We waited, and waited, and although it was only late October the temperature outside was cold and inside the temperature dropped down, and down. That night when we went to bed it was still around 50 upstairs, so we dragged mattresses into our room and all slept together for body heat. We slept well under huge duvets (well if you try not to include the 4 or 9 times Fiona woke up crying, desperate to be nursed in the freezing cold) and when morning came (it was Monday) the world was still closed, our valley still almost completely without power, and our house was really cold.
It was one more day and night of mostly the same, three days in total of our house getting colder, and colder, and colder.
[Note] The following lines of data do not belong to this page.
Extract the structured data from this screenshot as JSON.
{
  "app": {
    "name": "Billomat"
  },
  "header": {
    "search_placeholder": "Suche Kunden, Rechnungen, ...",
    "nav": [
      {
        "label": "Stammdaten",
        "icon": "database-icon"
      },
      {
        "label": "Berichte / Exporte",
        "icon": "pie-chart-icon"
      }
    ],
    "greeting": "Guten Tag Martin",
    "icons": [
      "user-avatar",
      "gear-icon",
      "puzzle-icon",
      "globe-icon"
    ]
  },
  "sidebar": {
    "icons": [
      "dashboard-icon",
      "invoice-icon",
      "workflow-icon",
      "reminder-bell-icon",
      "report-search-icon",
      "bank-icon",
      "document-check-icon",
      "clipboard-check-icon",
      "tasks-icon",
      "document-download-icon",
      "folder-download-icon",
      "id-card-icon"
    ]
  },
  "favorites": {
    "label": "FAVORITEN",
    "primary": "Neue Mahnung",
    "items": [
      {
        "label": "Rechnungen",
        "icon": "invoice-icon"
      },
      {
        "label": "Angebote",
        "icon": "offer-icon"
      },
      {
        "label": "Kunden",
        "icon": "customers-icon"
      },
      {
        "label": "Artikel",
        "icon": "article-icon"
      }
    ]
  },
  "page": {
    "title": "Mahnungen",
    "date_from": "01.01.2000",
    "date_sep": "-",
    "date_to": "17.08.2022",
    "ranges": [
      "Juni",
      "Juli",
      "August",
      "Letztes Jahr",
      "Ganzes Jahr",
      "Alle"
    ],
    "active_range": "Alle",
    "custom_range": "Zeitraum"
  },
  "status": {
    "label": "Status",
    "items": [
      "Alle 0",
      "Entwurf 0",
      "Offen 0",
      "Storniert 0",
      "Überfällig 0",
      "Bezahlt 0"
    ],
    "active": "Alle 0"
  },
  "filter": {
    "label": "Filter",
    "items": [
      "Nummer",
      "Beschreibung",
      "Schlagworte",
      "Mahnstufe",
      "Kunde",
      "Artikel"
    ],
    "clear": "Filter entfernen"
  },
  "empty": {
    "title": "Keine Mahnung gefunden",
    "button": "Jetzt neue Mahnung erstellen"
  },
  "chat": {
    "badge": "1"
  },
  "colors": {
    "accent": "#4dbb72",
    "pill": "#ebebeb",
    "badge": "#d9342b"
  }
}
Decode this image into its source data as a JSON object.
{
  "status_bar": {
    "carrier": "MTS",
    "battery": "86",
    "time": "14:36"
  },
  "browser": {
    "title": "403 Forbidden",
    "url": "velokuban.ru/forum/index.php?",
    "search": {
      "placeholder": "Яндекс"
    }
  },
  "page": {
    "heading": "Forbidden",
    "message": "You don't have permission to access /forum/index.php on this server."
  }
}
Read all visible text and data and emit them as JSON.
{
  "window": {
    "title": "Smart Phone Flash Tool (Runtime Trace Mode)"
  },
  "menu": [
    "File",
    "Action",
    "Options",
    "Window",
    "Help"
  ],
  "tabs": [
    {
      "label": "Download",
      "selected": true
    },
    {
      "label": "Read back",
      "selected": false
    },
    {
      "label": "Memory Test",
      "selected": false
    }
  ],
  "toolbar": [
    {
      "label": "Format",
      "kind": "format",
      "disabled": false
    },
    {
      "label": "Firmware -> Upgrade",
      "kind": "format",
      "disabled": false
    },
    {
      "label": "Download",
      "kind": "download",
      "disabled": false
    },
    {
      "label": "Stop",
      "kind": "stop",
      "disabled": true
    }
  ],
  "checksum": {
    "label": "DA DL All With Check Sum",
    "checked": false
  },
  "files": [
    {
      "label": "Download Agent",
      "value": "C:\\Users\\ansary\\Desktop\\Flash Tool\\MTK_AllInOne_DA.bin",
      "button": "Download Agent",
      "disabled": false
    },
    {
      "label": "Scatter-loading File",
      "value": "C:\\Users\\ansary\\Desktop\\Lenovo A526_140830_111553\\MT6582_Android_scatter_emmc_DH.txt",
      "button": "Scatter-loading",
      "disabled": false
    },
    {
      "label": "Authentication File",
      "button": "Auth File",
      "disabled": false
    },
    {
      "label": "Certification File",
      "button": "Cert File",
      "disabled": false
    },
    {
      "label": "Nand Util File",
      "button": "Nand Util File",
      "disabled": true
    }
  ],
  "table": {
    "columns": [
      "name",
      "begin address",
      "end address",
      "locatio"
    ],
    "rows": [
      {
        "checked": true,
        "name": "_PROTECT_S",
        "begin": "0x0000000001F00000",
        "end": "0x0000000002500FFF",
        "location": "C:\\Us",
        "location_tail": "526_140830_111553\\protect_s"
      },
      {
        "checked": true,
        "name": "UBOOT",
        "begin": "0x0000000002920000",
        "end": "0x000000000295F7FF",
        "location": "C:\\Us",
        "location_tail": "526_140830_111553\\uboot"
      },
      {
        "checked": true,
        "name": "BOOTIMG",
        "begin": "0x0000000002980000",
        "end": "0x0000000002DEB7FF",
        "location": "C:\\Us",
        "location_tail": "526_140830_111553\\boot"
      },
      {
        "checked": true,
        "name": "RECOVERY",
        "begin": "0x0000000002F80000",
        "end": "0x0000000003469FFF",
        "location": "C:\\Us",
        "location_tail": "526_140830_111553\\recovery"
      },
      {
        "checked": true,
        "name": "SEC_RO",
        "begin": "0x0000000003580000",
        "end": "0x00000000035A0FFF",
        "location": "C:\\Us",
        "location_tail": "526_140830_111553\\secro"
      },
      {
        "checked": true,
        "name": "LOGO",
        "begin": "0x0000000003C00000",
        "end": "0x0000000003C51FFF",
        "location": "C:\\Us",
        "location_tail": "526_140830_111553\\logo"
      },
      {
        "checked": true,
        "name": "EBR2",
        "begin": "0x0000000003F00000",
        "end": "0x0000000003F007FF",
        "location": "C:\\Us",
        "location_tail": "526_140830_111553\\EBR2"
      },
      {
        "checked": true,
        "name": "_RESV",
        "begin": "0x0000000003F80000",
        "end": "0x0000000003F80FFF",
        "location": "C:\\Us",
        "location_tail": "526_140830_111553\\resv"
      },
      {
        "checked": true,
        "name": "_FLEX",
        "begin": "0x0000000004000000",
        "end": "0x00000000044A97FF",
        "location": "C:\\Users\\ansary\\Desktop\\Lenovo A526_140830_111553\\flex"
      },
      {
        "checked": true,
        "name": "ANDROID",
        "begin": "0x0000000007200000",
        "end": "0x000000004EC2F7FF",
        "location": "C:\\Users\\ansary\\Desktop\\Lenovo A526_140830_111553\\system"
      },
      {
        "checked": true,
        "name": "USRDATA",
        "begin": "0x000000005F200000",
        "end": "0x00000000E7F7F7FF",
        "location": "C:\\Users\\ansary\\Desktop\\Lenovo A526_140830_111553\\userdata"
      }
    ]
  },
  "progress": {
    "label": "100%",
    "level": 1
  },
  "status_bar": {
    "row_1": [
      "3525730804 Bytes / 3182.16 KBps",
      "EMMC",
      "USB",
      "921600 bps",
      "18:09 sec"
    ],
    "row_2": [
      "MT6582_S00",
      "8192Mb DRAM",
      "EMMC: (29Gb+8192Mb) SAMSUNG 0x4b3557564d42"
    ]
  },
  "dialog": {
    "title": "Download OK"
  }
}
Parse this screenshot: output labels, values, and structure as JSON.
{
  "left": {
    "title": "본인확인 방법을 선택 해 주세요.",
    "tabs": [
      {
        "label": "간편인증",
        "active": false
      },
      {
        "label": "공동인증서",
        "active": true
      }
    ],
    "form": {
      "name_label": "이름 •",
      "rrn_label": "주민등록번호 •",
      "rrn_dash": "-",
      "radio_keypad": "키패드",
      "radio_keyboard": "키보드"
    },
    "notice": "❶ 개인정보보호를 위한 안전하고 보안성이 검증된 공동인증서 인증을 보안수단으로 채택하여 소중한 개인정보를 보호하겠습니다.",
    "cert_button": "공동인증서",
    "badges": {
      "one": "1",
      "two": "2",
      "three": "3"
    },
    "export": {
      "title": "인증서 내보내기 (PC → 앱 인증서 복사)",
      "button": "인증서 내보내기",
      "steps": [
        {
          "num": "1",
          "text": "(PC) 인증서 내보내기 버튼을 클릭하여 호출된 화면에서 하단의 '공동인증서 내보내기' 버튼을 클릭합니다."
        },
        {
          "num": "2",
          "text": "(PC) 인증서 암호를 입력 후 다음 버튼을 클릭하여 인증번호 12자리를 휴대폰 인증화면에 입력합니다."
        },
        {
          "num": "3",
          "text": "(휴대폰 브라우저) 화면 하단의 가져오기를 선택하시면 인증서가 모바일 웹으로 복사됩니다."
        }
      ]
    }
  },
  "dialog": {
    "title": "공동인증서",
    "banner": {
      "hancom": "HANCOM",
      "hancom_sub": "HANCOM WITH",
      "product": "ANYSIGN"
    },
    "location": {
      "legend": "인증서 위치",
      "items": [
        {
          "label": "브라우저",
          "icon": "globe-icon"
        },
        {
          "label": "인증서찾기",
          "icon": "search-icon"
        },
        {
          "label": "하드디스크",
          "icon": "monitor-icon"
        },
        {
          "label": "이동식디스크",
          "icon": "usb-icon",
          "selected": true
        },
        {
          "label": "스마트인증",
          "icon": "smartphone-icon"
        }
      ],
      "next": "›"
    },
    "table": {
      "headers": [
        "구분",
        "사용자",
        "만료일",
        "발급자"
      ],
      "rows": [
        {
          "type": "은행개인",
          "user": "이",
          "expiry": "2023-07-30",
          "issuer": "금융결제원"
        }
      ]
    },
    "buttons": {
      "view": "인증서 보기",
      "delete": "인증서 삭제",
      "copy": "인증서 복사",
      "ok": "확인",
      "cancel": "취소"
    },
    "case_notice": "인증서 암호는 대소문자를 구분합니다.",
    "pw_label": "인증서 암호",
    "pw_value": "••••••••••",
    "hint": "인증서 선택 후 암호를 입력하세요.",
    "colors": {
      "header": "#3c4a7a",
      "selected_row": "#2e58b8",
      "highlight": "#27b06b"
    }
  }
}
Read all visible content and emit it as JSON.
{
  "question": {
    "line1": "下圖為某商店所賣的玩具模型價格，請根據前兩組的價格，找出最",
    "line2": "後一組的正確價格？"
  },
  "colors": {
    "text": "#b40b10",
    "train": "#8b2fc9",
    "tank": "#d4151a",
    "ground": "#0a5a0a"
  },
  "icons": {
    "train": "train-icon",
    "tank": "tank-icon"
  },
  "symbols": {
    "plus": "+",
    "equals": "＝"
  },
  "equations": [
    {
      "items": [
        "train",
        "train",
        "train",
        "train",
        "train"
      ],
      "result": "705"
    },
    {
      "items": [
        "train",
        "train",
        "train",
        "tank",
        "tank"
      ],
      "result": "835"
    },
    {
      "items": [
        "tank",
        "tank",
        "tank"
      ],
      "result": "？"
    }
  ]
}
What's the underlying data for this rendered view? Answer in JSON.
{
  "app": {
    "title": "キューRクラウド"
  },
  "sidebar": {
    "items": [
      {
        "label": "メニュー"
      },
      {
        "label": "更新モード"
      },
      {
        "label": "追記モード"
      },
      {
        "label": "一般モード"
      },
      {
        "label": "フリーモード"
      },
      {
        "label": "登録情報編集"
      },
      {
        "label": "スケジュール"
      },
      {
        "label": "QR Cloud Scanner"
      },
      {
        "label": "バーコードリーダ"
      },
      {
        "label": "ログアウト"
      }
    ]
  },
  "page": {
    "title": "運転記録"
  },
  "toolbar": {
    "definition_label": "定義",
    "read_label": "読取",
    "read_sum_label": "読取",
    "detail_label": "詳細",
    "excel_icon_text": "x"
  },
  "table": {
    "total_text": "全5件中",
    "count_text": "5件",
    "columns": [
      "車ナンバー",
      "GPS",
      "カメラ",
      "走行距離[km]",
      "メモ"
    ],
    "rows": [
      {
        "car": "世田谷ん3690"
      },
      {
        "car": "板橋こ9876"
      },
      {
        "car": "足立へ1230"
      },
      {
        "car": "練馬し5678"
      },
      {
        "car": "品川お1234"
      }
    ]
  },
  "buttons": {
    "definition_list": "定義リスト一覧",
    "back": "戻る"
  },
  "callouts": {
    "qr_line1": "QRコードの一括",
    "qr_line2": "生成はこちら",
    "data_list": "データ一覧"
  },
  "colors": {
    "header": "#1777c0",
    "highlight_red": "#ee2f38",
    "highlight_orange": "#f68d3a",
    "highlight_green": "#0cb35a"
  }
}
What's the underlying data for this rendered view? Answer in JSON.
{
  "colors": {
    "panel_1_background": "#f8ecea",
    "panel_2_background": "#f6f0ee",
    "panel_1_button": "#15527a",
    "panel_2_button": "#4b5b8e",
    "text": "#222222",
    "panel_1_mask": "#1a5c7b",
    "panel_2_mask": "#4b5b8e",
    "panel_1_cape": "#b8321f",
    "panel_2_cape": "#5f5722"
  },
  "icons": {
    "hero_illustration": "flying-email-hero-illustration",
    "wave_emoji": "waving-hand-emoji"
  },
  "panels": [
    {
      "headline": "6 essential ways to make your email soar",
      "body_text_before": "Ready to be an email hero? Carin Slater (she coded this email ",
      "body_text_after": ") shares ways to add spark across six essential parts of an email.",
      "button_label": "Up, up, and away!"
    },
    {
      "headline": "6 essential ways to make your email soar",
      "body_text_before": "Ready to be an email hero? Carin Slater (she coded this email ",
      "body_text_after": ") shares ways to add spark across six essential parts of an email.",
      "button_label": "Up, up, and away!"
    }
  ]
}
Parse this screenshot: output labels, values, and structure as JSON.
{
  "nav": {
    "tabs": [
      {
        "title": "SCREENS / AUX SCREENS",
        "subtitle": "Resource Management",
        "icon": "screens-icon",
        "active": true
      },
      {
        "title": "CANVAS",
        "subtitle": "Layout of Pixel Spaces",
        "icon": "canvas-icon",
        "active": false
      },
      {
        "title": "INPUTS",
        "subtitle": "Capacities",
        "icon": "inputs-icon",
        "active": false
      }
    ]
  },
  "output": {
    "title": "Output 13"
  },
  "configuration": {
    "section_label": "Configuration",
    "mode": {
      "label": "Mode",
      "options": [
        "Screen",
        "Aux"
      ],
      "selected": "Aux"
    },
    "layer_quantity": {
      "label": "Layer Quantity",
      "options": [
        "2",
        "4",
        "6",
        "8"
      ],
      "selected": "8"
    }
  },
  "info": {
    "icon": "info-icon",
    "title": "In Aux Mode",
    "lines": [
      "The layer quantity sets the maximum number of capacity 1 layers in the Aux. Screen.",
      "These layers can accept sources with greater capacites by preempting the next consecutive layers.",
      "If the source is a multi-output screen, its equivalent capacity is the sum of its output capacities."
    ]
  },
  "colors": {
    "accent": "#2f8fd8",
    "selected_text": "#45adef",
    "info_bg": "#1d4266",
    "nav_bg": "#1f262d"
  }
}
Luckily, we'd anticipated the outage and filled our 5 gallon water jug with fresh water and we do have the river to fill buckets with for flushing toilets and such. Our camp stove was set up on the porch beside the coolers of food from our fridge, it was a bit like camping.
Except.
Except that it wasn't camping, and it was really cold, and the babies weren't sleeping well. And it was getting dirty in our house from all the boots, and we couldn't wash ourselves, and what would we do when the deep freeze started to thaw?
Thankfully, on the morning of the third day, power was restored to my in-laws house, only 3 miles from us. They were out of town so we moved right in, taking clothing for one day at a time, shuttling between the houses for four more days as we waited patiently for the crews to make it to our road, where our power line lay limply like a dead snake along the side of our road.
So then, on Friday, November 4th, our power returned, and the kids got on their costumes and participated in rescheduled Halloween....

and we were thankful, thankful, thankful to come home to a nice, warm house.